Here we start off with Joe in the shower. The narrator (the always dependable Art Gilmore) catches his attention, but Joe does not want to be seen by an audience while bathing. Gilmore reassures Joe that only men are in the audience, so Joe allows Gilmore and the camera to see him getting washed (of course from the middle of the back up) - but Gilmore (sotto voce) tells the ladies to just restrain from laughing for a moment or two). As I said, Joe lacks imagination - like some stranger might lie about who sees you naked.

It turns out that Joe is using a bad choice for a shampoo, and as a result he is losing hair (actually most people lose dead hair when they are washing in a shower or bath). Although Joe has a good head of hair he becomes concerned about massive hair loss. So he asks his barber about this. His barber (Paul Panzer) insists that he shouldn't massage his scalp. But a second barber (Leo White) insists he should massage his scalp! So it goes, with it soon apparent that on the subject of hair and baldness nobody really has an answer.

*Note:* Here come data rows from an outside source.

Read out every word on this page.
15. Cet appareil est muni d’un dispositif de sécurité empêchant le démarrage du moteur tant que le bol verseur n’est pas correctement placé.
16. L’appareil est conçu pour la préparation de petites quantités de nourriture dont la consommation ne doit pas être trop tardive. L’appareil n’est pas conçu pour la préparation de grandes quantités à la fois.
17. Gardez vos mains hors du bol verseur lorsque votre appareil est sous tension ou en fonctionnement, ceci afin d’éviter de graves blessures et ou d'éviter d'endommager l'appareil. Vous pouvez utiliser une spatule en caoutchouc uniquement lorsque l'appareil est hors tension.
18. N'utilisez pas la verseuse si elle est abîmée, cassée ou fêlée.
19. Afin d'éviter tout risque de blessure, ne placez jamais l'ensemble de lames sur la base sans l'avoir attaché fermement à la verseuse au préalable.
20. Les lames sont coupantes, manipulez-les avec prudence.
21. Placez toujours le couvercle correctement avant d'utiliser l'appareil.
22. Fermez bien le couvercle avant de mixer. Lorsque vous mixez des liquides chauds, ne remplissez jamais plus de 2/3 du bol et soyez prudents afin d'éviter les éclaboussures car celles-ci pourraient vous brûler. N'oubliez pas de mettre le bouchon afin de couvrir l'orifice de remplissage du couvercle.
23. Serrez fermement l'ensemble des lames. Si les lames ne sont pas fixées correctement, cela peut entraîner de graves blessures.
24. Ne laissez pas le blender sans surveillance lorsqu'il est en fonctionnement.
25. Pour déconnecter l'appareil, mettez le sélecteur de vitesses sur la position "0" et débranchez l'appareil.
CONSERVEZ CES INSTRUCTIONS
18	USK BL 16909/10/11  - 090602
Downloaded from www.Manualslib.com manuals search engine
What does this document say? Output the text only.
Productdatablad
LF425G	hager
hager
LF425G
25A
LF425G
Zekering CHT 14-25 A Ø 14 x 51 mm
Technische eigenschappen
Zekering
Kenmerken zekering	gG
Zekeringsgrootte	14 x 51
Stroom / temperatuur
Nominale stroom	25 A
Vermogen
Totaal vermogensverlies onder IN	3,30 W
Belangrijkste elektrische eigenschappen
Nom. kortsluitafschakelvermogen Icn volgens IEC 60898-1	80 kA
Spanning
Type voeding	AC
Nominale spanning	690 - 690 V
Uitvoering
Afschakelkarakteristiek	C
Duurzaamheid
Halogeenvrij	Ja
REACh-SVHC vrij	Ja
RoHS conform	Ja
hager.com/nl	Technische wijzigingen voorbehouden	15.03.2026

The series shows Joe trying everything "the experts" suggest, and even seeking the help of books on baldness. But nothing seems to work. He even goes to a specialty hair institute where he is given the works (quite literally) with electricity. In the end...well you can watch it and see the result.

It is fairly amusing (the one possible catch is a running gag with "Iron Eyes" Cody as an Indian (get it...nudge, nudge..."scalp treatment")) several times in the episode. That seems rather dated. But if one keeps in mind it is set in 1946 the general amusement of the short is still effective. Oddly enough, although now sixty years old, the central issue of the short is still true: there is still no real cure for baldness. Of course, they did not mention that heredity really plays a major role in people having hair into old age - there is nothing really funny about heredity. The only addition to the short, if done nowadays, would have been to have Joe experiment with getting hair plugs, as the late Senator William Proxmire did. But one wonders if there is much humor in that either.